You are Not Ready: Agentic coding in 2026

The video explains how rapidly advancing AI coding agents are set to transform software development by 2026, enabling autonomous, collaborative, and persistent code generation with minimal human oversight. It emphasizes that engineers must adapt by mastering new skills like prompt engineering, agent orchestration, and workflow debugging to remain relevant in this evolving landscape.

The video discusses the rapid evolution of AI coding agents and their growing impact on software development, particularly as we approach 2026. The speaker, a seasoned software engineer with 15 years of experience, notes that many in the industry—especially more experienced engineers—are underestimating how quickly AI agents are advancing. Recent innovations in large language models (LLMs) like Claude 4, GPT-5, and open-source models such as QwenCoder 3 are enabling agents to autonomously perform complex, long-duration tasks with minimal human intervention. This shift is expected to fundamentally change how software is developed, making 2026 a pivotal year for the industry.
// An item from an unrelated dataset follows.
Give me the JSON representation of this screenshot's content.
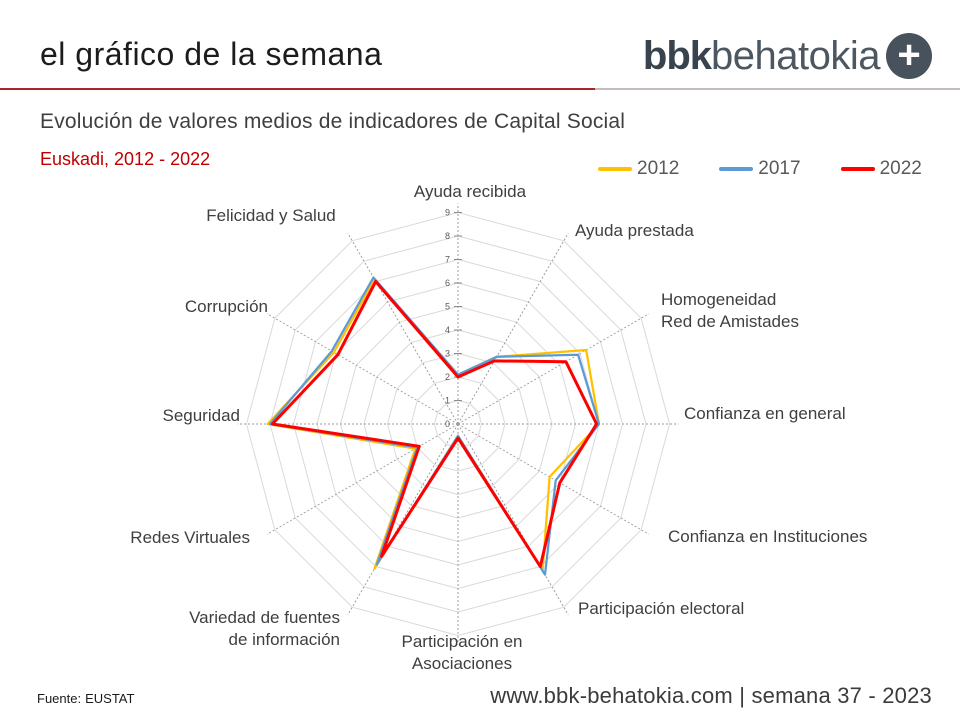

Several key innovations are highlighted as shaping this new landscape. The “Ralph Wiggum loop” is a simple but powerful concept: by wrapping coding agents in a while loop with deterministic checks for task completion, agents can persistently iterate until work is genuinely finished, reducing the need for human babysitting. Persistent memory upgrades, such as “Beats,” allow agents to manage plans and tasks across sessions, functioning like a Trello board for AI. Another innovation, “Gas Town,” explores multi-agent orchestration, where fleets of agents collaborate on tasks, pointing toward a future of distributed, autonomous software development.

The video also examines the emergence of tools like OpenClaw and Claude Code, which integrate many of these innovations. OpenClaw is likened to the AI assistant from the movie “Her,” capable of impressive feats but fraught with security risks if not properly isolated. Claude Code, developed by Anthropic, is praised for implementing features like sub-agents, persistent planning, and team-based agent collaboration, serving as a glimpse into the future of AI-augmented coding—even if it remains expensive and not yet production-ready.

To help engineers adapt, the speaker introduces an “AI Augmented Coding Maturity Ladder,” outlining the progression from basic chat-based interactions with LLMs, through mid-loop code generation and in-the-loop agentic coding (where engineers closely supervise agents), to on-the-loop and multi-agent coding, where agents operate with increasing autonomy. Each stage requires different skills, from prompt engineering and context management at the lower rungs, to orchestrating complex agent workflows and debugging at the higher levels. The speaker emphasizes the importance of mastering each stage before advancing, as foundational skills compound and enable effective use of more advanced capabilities.

Finally, the video addresses the changing skill set required for tomorrow’s software engineers. Skills like manual syntax memorization and hand-coding in established codebases are becoming less relevant, while evergreen skills such as system design, architectural planning, breaking down complex problems, and maintaining code ownership remain crucial. New essential skills include prompt engineering, context management, and the ability to set up, debug, and improve agentic workflows. The speaker concludes that while the role of software engineers will change, those who invest in these new skills will remain valuable as the industry transitions into the “decade of agents.”